Architecture studio Messana O’Rorke have designed the Tank House, a getaway home in the midst of New York City.
The project involved the renovation of an existing loft apartment and the development of an existing sprinkler tank house into an urban retreat.
Tank House by Messana O’Rorke:
The apartments simple layout was maintained, but reconfigured so that the bedrooms had individual access to a shared bathroom rather than it being accessed from the living space, (a powder room in the entry way meant that guest would not need to access the bathroom). The sky lit bathroom doubled in size and was developed to have a serene spa like quality, with a continuous stone floor, polished waterproof plaster walls, and clear glass shower enclosure. In the Living room and bedrooms new storage was introduced at every possible point behind hidden flush lacquer panels. The kitchen was resurfaced and the maple wood floors were lightened and refinished. A custom stainless steel spiral stair replaced an ugly painted steel stair with wood treads. The client anticipated that a new stair would encourage him to ascend more frequently to his roof deck and Tank House.
A tree house perched high in a city of towers and skyscrapers. The tank house was conceived as the quintessential retreat, a room for reading, relaxing and listening to music.

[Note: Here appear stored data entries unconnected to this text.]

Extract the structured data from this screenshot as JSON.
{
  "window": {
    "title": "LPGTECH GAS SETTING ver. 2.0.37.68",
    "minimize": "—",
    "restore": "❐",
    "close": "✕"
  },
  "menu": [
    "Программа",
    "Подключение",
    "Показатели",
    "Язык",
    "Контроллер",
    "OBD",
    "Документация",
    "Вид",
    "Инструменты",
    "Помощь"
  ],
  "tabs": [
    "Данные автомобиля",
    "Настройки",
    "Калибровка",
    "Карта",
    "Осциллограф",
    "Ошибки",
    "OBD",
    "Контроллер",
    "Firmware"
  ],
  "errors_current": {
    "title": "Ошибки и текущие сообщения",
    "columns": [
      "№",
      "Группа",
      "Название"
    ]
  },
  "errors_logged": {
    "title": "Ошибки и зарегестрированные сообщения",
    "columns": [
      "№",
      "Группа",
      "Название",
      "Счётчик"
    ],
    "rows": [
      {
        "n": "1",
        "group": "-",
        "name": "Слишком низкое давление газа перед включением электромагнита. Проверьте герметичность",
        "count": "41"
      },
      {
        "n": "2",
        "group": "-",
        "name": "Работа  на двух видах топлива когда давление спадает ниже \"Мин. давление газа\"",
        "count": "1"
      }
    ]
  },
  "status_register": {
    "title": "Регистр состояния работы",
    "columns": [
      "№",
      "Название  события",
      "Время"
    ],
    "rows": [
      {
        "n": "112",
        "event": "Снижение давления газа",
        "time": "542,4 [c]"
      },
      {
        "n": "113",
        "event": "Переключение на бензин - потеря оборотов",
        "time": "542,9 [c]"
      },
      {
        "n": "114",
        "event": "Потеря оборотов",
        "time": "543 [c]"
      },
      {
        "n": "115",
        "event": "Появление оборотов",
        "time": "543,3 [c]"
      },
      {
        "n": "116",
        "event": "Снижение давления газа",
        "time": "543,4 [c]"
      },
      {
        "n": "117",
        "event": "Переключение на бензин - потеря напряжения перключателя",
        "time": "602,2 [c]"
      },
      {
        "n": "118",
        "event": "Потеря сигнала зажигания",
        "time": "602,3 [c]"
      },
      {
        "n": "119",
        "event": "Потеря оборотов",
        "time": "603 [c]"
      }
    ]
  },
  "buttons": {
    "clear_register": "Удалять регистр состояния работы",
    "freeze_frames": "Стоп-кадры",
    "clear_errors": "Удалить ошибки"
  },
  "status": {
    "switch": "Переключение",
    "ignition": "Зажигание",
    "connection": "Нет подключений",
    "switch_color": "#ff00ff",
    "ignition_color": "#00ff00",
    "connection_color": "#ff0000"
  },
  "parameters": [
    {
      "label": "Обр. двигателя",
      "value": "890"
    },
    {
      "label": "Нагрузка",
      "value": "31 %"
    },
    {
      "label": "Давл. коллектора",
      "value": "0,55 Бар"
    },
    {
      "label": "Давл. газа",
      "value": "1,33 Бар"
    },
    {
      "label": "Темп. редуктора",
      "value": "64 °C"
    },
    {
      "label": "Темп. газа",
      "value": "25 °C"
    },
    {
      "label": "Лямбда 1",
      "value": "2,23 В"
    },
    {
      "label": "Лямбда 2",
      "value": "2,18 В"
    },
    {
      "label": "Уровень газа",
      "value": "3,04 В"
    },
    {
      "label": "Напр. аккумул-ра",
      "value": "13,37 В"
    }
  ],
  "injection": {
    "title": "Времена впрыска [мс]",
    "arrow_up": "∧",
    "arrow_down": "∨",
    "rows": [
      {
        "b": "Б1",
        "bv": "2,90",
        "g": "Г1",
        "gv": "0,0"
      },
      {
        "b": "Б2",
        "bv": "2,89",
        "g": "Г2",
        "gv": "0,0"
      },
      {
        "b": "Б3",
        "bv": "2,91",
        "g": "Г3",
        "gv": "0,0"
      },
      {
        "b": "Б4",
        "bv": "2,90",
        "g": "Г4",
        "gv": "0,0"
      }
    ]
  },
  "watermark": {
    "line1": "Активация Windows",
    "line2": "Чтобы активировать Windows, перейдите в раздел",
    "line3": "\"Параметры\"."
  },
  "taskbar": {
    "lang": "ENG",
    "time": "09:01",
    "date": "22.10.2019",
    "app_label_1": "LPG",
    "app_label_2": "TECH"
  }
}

The refurbished roof deck was given new trees and landscape; it had existed for a number of years, over-shadowed by a looming tar covered rotunda occupied by an enormous cast iron sprinkler tank. The removal of this tank and the introduction of a new structural frame to support the crumbing terracotta walls of the rotunda were essential difficulties of this project. The building was shored-up by an external wood frame and the tank was slowly cut into manageable pieces with blowtorches. Once removed the true proportions of the internal space were revealed and it was tempting to leave it as a raw industrial space, but the program requirements and in particular the need for the room to be usable year round meant moving forward as planed.
A twelve-foot tall window was cut into the east side of the space and the new window looked out onto the roof deck plantings. Circular skylight was introduced into center of the skylight casting an ethereal light into the space. The floor of maple matched the apartment and was segmented into removable panels providing access to storage space below.